The security interest means the secured party can take the personal property (known as collateral) if the secured obligation is not met. 

Security interests can arise only when there is agreement between the grantor and the secured party.

Can I upgrade the equipment?

No — if you Lease-to-Keep commercial kitchen equipment you don’t have the option to upgrade it.

If you’d like the flexibility of being able to upgrade the equipment at any time, Rent–Try–Buy may be a better solution for you.

Can I return the equipment?

No — you don’t have the option to return the leased equipment.

If you’d like the flexibility of being able to return the equipment after 12 months if it’s no longer suitable, Rent–Try–Buy may be a better solution for you.

What happens to the lease agreement if I sell my business?

If you sell your business while leasing equipment from SilverChef, you can ask us to assign, or transfer, the lease agreement to the new business owner (with their consent).

The agreement will be assigned to the new owner if they meet our standard credit-assessment criteria.

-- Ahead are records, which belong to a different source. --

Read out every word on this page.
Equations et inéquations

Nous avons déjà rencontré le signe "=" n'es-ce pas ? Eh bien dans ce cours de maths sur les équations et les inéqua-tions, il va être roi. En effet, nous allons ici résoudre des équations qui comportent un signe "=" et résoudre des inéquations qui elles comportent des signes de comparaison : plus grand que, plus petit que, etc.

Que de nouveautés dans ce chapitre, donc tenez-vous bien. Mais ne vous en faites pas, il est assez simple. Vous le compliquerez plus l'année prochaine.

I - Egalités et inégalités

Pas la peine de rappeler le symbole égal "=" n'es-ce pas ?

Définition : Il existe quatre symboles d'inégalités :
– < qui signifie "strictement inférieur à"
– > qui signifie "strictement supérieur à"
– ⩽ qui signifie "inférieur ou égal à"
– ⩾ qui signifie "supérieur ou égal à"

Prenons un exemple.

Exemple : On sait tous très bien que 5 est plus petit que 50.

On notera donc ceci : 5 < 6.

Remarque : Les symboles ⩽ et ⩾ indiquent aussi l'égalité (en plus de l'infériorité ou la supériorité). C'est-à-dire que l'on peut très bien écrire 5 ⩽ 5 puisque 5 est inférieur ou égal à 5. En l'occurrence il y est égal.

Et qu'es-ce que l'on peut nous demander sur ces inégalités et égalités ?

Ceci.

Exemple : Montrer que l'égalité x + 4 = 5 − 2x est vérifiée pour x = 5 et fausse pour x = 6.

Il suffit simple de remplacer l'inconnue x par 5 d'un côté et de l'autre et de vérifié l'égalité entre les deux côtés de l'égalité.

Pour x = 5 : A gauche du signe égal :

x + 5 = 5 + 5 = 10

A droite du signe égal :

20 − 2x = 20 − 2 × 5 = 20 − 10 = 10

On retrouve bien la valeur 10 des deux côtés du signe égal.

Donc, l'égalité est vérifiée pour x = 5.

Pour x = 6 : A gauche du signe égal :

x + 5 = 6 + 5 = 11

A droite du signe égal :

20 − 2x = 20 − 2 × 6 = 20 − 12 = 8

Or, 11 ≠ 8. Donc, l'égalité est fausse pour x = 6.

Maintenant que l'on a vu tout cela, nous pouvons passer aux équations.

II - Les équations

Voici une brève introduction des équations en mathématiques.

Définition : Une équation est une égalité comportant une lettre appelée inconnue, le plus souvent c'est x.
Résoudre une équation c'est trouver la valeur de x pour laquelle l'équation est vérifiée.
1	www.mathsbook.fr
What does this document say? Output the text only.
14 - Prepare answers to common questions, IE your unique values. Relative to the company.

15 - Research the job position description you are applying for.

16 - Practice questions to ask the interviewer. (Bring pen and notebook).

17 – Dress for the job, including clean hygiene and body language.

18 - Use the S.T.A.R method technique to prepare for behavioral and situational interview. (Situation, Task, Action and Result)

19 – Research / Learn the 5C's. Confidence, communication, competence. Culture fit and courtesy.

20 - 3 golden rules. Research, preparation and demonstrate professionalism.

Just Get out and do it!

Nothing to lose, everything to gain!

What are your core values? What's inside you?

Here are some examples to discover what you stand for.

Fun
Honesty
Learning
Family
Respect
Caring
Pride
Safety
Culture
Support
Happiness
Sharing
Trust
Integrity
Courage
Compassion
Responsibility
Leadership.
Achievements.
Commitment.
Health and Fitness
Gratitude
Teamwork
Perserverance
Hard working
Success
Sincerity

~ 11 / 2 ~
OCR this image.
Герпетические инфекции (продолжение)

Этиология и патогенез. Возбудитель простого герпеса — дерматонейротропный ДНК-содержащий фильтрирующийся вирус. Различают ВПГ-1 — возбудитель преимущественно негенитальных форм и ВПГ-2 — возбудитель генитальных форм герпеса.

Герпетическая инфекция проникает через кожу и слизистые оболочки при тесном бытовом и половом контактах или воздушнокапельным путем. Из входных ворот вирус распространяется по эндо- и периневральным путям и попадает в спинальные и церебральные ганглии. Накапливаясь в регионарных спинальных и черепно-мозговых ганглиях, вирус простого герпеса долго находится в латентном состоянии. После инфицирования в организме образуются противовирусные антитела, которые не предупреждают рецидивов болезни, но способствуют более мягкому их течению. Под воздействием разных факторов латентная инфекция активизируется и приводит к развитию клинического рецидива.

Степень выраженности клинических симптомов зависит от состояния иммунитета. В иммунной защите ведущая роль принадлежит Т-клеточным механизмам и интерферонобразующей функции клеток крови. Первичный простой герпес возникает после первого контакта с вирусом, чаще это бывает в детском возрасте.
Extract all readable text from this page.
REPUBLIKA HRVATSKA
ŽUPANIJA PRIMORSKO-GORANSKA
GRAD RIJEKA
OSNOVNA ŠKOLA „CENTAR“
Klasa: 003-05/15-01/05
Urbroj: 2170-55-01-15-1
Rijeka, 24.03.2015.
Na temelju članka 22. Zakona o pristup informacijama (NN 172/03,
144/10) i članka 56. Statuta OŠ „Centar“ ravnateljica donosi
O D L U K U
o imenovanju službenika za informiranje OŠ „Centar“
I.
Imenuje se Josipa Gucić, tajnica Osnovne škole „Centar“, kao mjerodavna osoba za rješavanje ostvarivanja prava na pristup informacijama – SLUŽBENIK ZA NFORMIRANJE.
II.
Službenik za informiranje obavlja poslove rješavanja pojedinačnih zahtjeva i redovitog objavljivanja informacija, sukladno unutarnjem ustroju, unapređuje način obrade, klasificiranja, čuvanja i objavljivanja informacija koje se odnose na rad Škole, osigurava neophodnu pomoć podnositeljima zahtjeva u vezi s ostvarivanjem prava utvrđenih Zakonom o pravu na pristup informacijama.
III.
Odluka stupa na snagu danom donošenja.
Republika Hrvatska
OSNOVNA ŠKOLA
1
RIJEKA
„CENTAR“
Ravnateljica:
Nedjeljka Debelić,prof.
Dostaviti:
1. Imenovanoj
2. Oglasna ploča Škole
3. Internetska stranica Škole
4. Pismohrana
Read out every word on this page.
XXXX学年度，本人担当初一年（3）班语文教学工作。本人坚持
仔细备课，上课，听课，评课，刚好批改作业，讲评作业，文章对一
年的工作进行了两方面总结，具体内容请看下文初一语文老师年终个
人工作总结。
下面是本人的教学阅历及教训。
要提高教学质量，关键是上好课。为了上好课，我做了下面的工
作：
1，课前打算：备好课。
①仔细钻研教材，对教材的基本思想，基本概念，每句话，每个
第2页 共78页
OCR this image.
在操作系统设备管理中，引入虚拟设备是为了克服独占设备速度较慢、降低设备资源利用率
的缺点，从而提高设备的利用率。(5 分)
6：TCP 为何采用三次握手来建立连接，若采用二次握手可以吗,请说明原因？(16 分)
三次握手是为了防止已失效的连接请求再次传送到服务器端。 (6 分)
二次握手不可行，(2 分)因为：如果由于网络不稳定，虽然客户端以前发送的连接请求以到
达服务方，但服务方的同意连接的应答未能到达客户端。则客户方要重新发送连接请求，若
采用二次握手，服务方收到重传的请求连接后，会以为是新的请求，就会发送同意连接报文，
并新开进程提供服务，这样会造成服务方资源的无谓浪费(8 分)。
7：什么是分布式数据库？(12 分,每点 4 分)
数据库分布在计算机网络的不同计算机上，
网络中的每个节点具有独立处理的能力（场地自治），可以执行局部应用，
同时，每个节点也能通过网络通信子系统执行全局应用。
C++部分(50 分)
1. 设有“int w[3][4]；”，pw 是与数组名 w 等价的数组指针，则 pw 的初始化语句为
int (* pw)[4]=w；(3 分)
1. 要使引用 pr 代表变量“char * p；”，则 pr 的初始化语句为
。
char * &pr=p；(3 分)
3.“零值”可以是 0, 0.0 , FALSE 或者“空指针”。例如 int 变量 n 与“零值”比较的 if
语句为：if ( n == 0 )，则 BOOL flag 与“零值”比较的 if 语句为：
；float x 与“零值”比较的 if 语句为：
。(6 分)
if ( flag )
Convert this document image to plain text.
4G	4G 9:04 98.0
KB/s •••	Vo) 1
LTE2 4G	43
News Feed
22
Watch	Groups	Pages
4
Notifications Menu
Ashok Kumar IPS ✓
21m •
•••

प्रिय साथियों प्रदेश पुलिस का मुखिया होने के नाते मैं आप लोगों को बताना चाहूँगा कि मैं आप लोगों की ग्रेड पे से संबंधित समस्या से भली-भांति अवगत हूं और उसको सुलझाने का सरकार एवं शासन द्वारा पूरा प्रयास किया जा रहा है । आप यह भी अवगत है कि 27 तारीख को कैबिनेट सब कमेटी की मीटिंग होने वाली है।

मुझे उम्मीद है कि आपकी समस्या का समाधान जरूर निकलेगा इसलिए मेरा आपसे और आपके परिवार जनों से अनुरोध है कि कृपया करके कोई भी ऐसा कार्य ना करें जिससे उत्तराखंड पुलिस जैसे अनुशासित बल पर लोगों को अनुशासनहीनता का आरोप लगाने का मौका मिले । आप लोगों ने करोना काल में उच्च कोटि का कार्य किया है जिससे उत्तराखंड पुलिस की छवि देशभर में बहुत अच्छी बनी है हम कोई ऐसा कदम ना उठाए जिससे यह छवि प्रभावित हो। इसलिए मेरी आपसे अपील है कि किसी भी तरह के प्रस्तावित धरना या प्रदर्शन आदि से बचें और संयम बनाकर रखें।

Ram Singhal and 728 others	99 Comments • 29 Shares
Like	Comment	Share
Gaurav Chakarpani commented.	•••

If they don’t meet these criteria, you’ll remain liable for the lease payments.

If the agreement is assigned to them, the new owner can continue paying for and using the equipment for the remainder of the agreement, before taking ownership of it.

Can I pay out the lease agreement early?

Yes — to confirm the balance owing on the equipment, please contact us

You’ll also be required to pay a $300 early-termination fee.

If you’d prefer not to get locked into a multi-year lease, a 12-month Rent–Try–Buy agreement may be a better solution for you.

* This advice is general in nature and does not consider your personal circumstances. Professional advice should be sought that is tailored to your personal situation.